In light of the panel I’m speaking on at Camden/Points North, I thought I’d link back to two posts I made on docs awhile back. In the first, I begged for people to stop making feature docs. Yes, really.
To summarize, this is what I said people should do instead: “Make me a really interesting website, that happens to have maybe 20 minutes total of video. In 3 minute segments. Let me trade it, use it, share it, on my phone. Let it actually have an impact instead of just stroking your and your funder’s egos. Let it be interesting and aware of today’s realities. Let it be useful. Let it never play a film festival. Ever.”

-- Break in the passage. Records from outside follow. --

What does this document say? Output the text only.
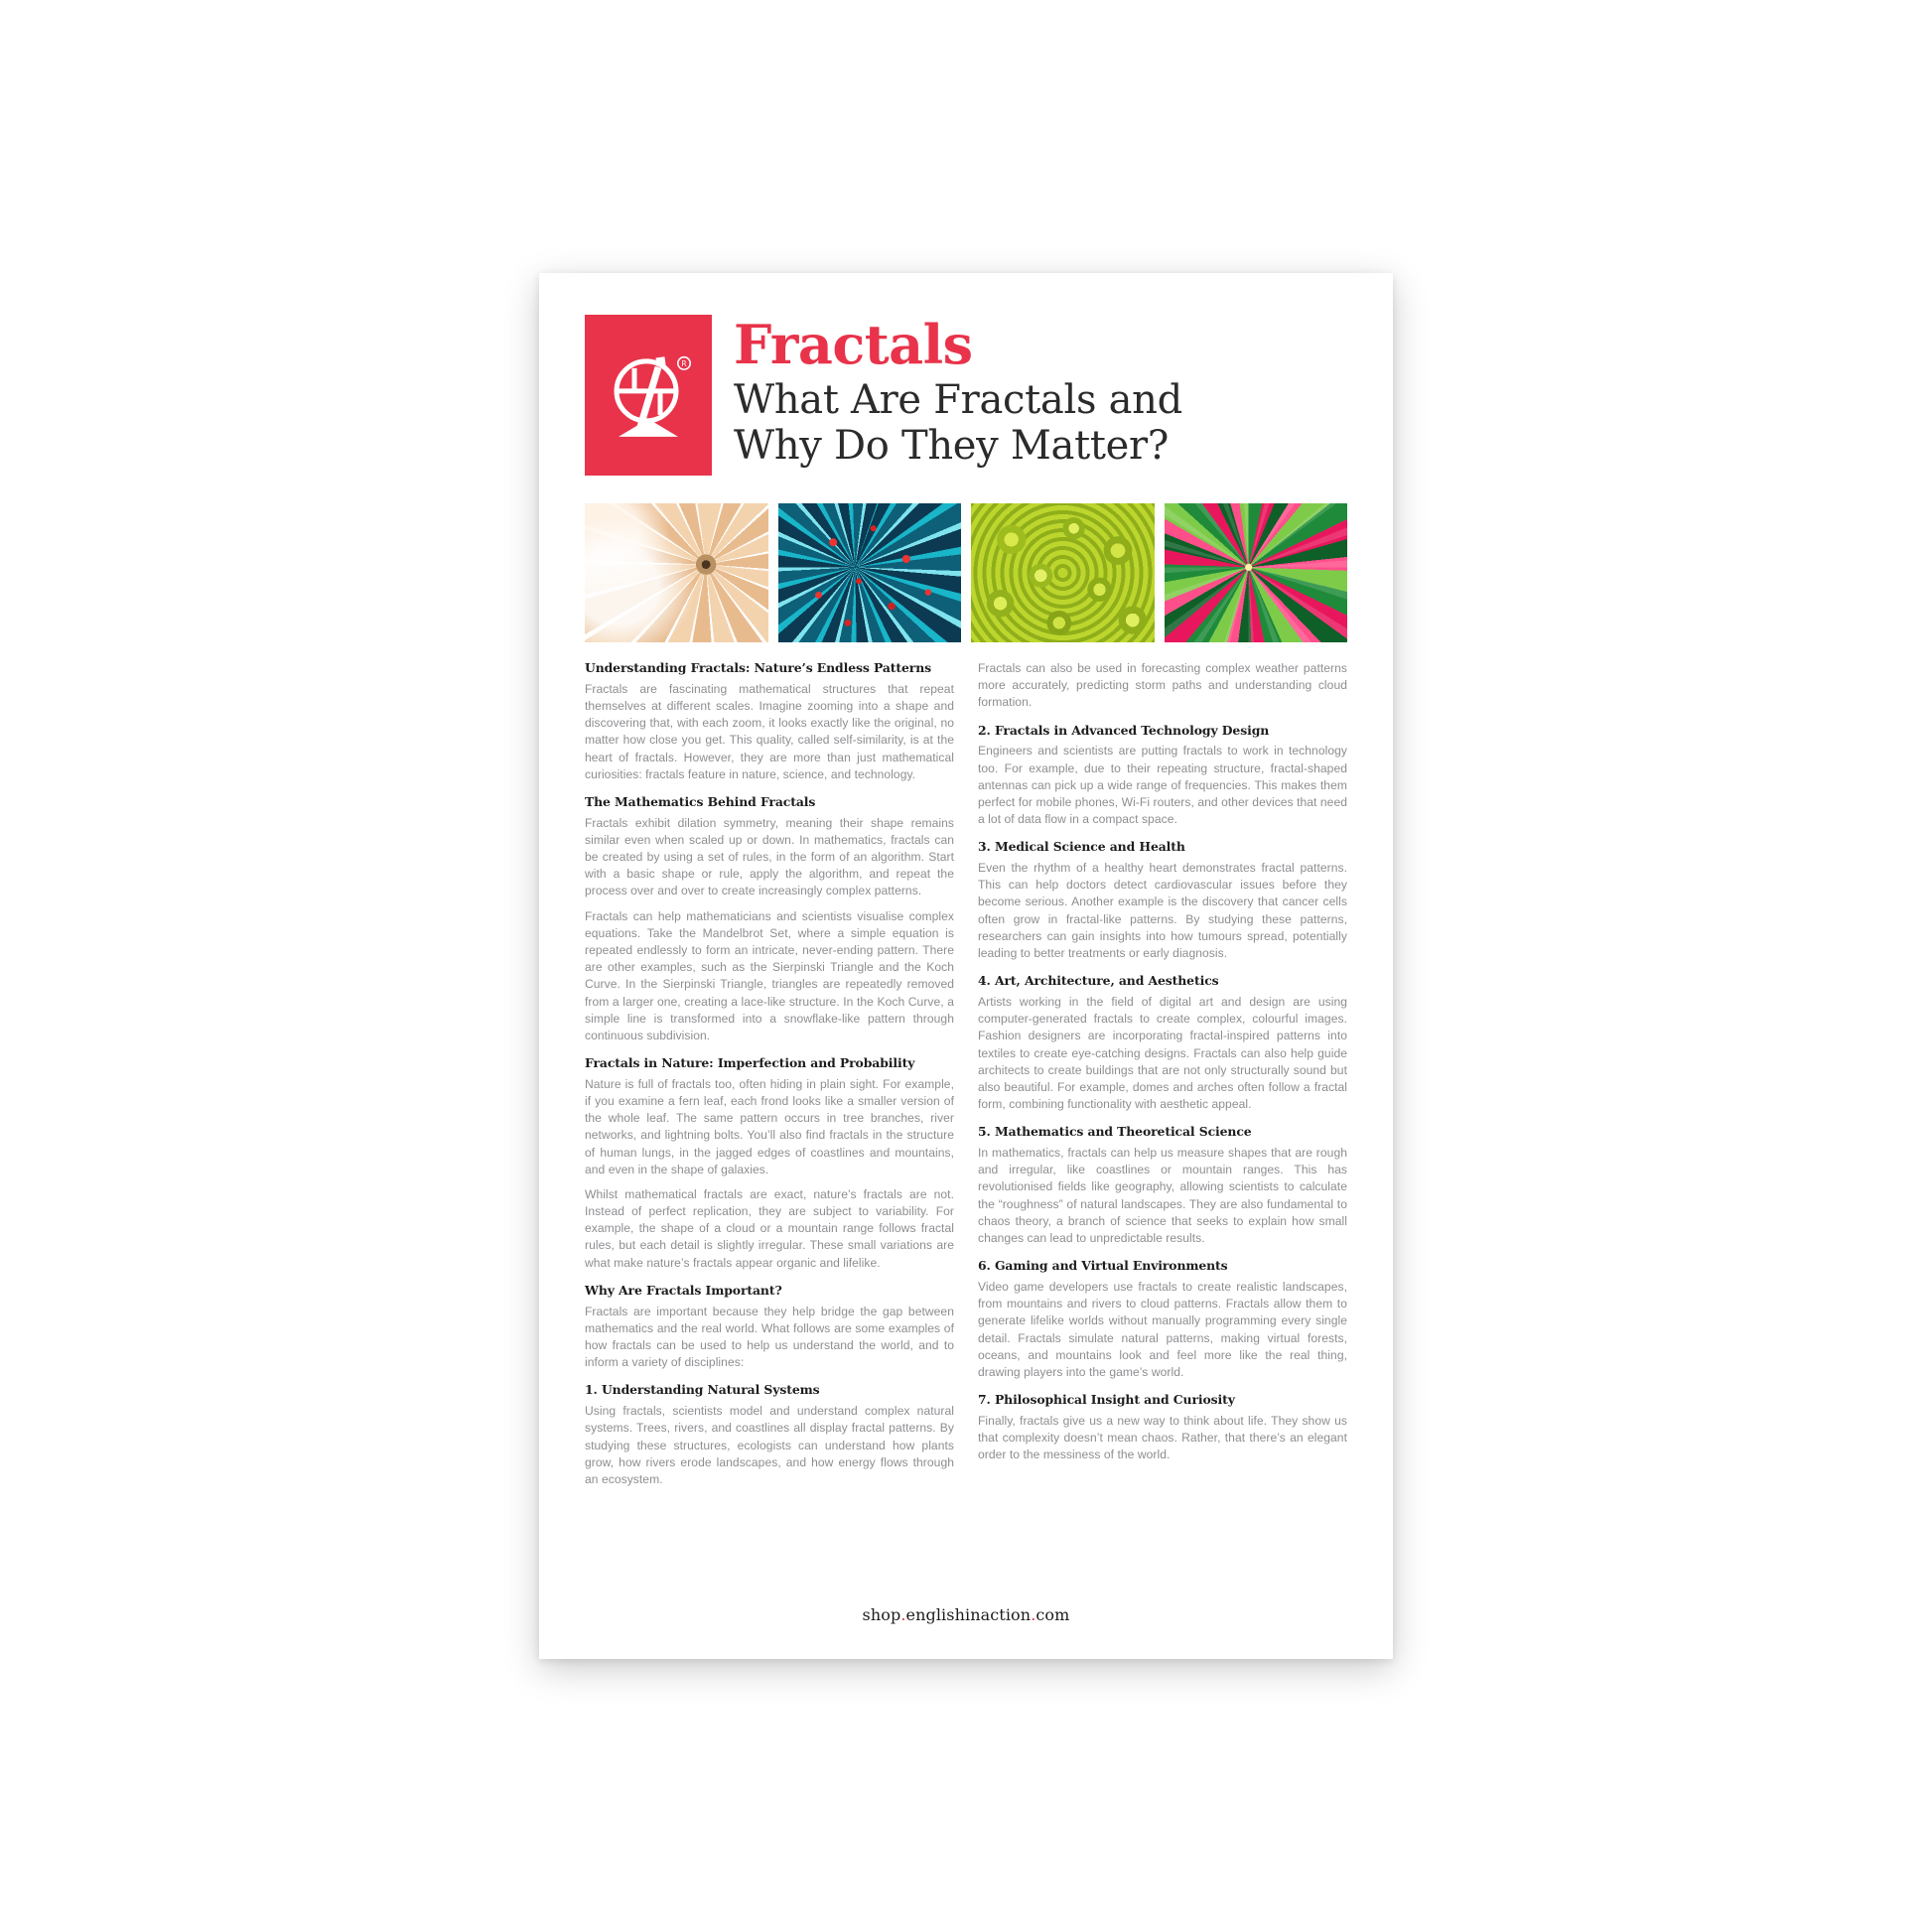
R Fractals
What Are Fractals and
Why Do They Matter?
Understanding Fractals: Nature’s Endless Patterns

Fractals are fascinating mathematical structures that repeat themselves at different scales. Imagine zooming into a shape and discovering that, with each zoom, it looks exactly like the original, no matter how close you get. This quality, called self-similarity, is at the heart of fractals. However, they are more than just mathematical curiosities: fractals feature in nature, science, and technology.

The Mathematics Behind Fractals

Fractals exhibit dilation symmetry, meaning their shape remains similar even when scaled up or down. In mathematics, fractals can be created by using a set of rules, in the form of an algorithm. Start with a basic shape or rule, apply the algorithm, and repeat the process over and over to create increasingly complex patterns.

Fractals can help mathematicians and scientists visualise complex equations. Take the Mandelbrot Set, where a simple equation is repeated endlessly to form an intricate, never-ending pattern. There are other examples, such as the Sierpinski Triangle and the Koch Curve. In the Sierpinski Triangle, triangles are repeatedly removed from a larger one, creating a lace-like structure. In the Koch Curve, a simple line is transformed into a snowflake-like pattern through continuous subdivision.

Fractals in Nature: Imperfection and Probability

Nature is full of fractals too, often hiding in plain sight. For example, if you examine a fern leaf, each frond looks like a smaller version of the whole leaf. The same pattern occurs in tree branches, river networks, and lightning bolts. You’ll also find fractals in the structure of human lungs, in the jagged edges of coastlines and mountains, and even in the shape of galaxies.

Whilst mathematical fractals are exact, nature’s fractals are not. Instead of perfect replication, they are subject to variability. For example, the shape of a cloud or a mountain range follows fractal rules, but each detail is slightly irregular. These small variations are what make nature’s fractals appear organic and lifelike.

Why Are Fractals Important?

Fractals are important because they help bridge the gap between mathematics and the real world. What follows are some examples of how fractals can be used to help us understand the world, and to inform a variety of disciplines:

1. Understanding Natural Systems

Using fractals, scientists model and understand complex natural systems. Trees, rivers, and coastlines all display fractal patterns. By studying these structures, ecologists can understand how plants grow, how rivers erode landscapes, and how energy flows through an ecosystem.

Fractals can also be used in forecasting complex weather patterns more accurately, predicting storm paths and understanding cloud formation.

2. Fractals in Advanced Technology Design

Engineers and scientists are putting fractals to work in technology too. For example, due to their repeating structure, fractal-shaped antennas can pick up a wide range of frequencies. This makes them perfect for mobile phones, Wi-Fi routers, and other devices that need a lot of data flow in a compact space.

3. Medical Science and Health

Even the rhythm of a healthy heart demonstrates fractal patterns. This can help doctors detect cardiovascular issues before they become serious. Another example is the discovery that cancer cells often grow in fractal-like patterns. By studying these patterns, researchers can gain insights into how tumours spread, potentially leading to better treatments or early diagnosis.

4. Art, Architecture, and Aesthetics

Artists working in the field of digital art and design are using computer-generated fractals to create complex, colourful images. Fashion designers are incorporating fractal-inspired patterns into textiles to create eye-catching designs. Fractals can also help guide architects to create buildings that are not only structurally sound but also beautiful. For example, domes and arches often follow a fractal form, combining functionality with aesthetic appeal.

5. Mathematics and Theoretical Science

In mathematics, fractals can help us measure shapes that are rough and irregular, like coastlines or mountain ranges. This has revolutionised fields like geography, allowing scientists to calculate the “roughness” of natural landscapes. They are also fundamental to chaos theory, a branch of science that seeks to explain how small changes can lead to unpredictable results.

6. Gaming and Virtual Environments

Video game developers use fractals to create realistic landscapes, from mountains and rivers to cloud patterns. Fractals allow them to generate lifelike worlds without manually programming every single detail. Fractals simulate natural patterns, making virtual forests, oceans, and mountains look and feel more like the real thing, drawing players into the game’s world.

7. Philosophical Insight and Curiosity

Finally, fractals give us a new way to think about life. They show us that complexity doesn’t mean chaos. Rather, that there’s an elegant order to the messiness of the world.

shop.englishinaction.com
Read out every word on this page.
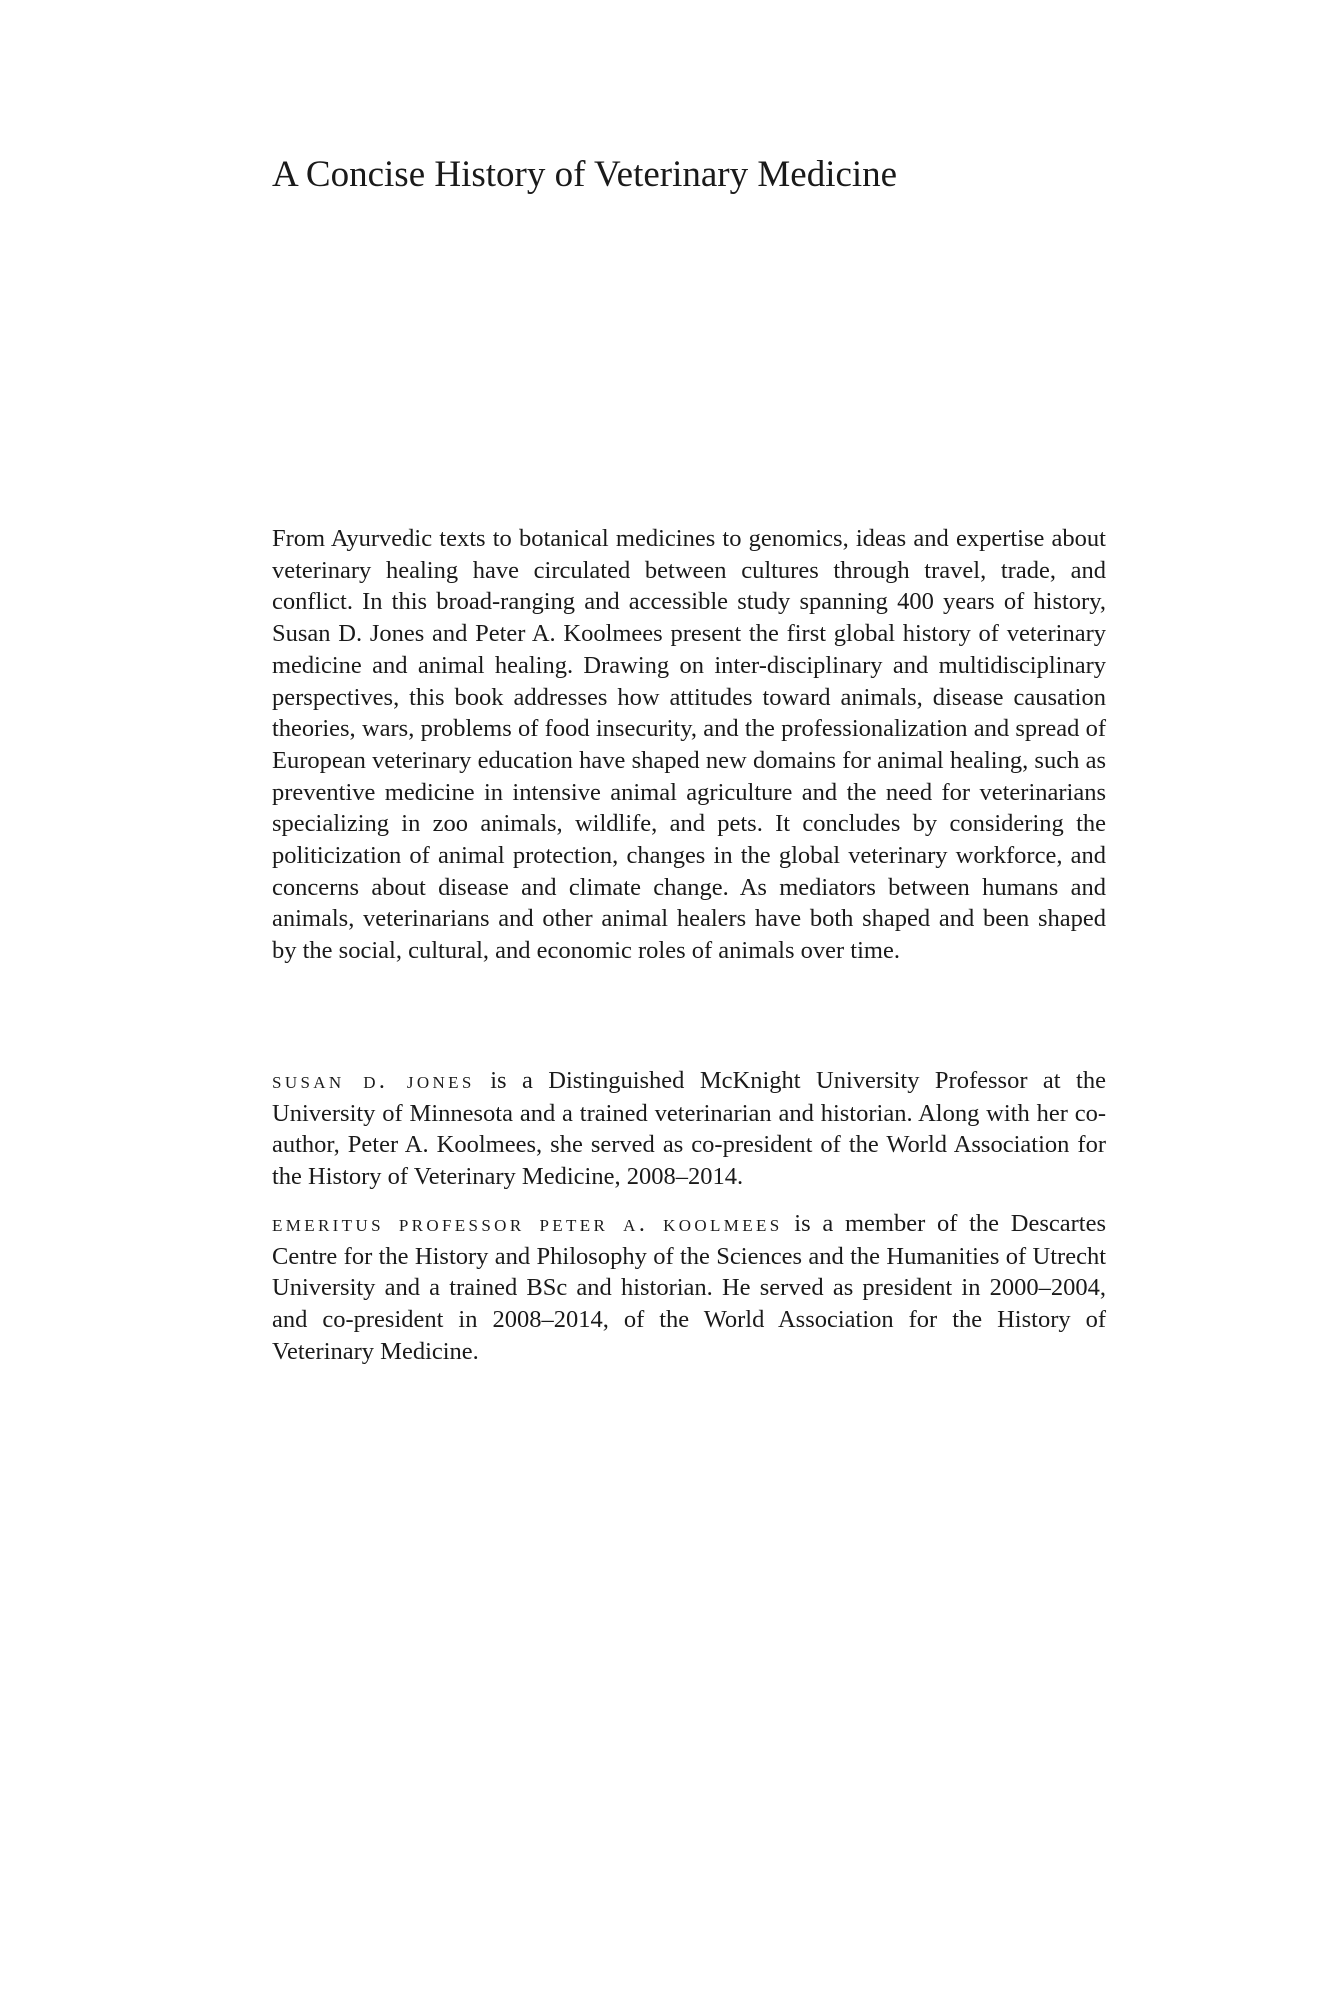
A Concise History of Veterinary Medicine

From Ayurvedic texts to botanical medicines to genomics, ideas and expertise about veterinary healing have circulated between cultures through travel, trade, and conflict. In this broad-ranging and accessible study spanning 400 years of history, Susan D. Jones and Peter A. Koolmees present the first global history of veterinary medicine and animal healing. Drawing on inter-disciplinary and multidisciplinary perspectives, this book addresses how attitudes toward animals, disease causation theories, wars, problems of food insecurity, and the professionalization and spread of European veterinary education have shaped new domains for animal healing, such as preventive medicine in intensive animal agriculture and the need for veterinarians specializing in zoo animals, wildlife, and pets. It concludes by considering the politicization of animal protection, changes in the global veterinary workforce, and concerns about disease and climate change. As mediators between humans and animals, veterinarians and other animal healers have both shaped and been shaped by the social, cultural, and economic roles of animals over time.

susan d. jones is a Distinguished McKnight University Professor at the University of Minnesota and a trained veterinarian and historian. Along with her co-author, Peter A. Koolmees, she served as co-president of the World Association for the History of Veterinary Medicine, 2008–2014.

emeritus professor peter a. koolmees is a member of the Descartes Centre for the History and Philosophy of the Sciences and the Humanities of Utrecht University and a trained BSc and historian. He served as president in 2000–2004, and co-president in 2008–2014, of the World Association for the History of Veterinary Medicine.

Obviously, I was going a bit overboard, but hey, it would be an interesting new route, and no one is doing it yet. Second, and more to the point of our panel on short docs, here’s what I had to say on Etsy back in 2010: “It’s a crime that none of the major documentary festivals have bothered to show the Etsy short docs.”…and I continued:
“Guess what? There’s a few changes afoot in the world: Shorter content; the web; commercially supported films (this is a huge phenomenon barely acknowledged in the fest panel world); an interest in the DIY/Maker community; a slowly changing of forms due to technology…and a few other things. All of them are perfectly encapsulated in the Etsy docs. They raise ethical and other issues for the field – no more so than some other practices, but a good conversation could be had, for example, on the ethics of selling the products of the artisan you are documenting – and this alone makes it worthy of inclusion in a doc line-up. Plus, they work. Short, sweet…and money making. They may fail with this experiment, but mark my words, some version of this is the future of the doc, and we should be part of the conversation – instead of excluding them from the party, they should be welcomed.”
I agree with myself. Glad to see we can have this conversation with Etsy and others this weekend. I’m looking forward to the dialogue.